Question

A spring has a spring constant of 120 newtons per meter. Calculate the elastic potential energy stored in the spring when it is stretched 2.0 centimeters.

Answer 1

The elastic potential energy stored in a spring with a spring constant of 120 N/m when stretched by 2.0 centimeters is 0.024 joules.

Step-by-step explanation:

To calculate the elastic potential energy stored in a spring when stretched, we use the formula:

PE = 1/2 kx²

Where PE is the potential energy, k is the spring constant, and x is the displacement from the equilibrium position in meters.

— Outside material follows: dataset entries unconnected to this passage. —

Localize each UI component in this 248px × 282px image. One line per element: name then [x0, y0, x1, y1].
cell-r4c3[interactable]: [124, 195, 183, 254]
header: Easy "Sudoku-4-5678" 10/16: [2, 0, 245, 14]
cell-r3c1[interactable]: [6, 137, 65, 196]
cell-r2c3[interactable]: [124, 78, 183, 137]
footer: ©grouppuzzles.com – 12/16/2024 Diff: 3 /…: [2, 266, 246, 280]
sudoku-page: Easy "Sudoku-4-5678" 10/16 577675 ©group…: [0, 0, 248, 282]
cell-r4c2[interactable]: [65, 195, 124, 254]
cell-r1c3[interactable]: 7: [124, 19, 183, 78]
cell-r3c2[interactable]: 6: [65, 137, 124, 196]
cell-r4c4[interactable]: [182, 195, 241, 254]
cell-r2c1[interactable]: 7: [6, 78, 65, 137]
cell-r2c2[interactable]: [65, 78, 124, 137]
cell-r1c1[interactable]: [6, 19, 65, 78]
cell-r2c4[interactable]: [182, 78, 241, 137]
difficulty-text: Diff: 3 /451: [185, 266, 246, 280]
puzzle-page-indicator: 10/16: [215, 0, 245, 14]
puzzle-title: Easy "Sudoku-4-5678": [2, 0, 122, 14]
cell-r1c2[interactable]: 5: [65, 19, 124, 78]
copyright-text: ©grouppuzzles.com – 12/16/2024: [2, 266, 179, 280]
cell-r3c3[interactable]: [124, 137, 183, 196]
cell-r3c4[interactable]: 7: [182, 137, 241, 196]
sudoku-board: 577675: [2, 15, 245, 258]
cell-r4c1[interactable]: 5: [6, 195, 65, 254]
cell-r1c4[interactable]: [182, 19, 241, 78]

In this case, the given spring constant is 120 newtons per meter (N/m), and the displacement is 2.0 centimeters, which needs to be converted to meters to use in the formula:

x = 2.0 cm = 0.02 m

Applying the given values to the formula:

PE = 1/2 (120 N/m)(0.02 m)²

This results in:

PE = 0.5 × 120 N/m × (0.02 m)²PE = 0.5 × 120 × 0.0004PE = 0.024 J

Therefore, the elastic potential energy stored in the spring when it is stretched 2.0 centimeters is 0.024 joules (J).

Answer 2

The elastic potential of a spring can be calculated using the formula
E = (1/2) k x²
where are given that
k = 120 N/m
the stretched length is
x = 0.02 m

The elastic potential is
E = (1/2) (120 N/m) (0.02 m)²
E = 0.024 N-m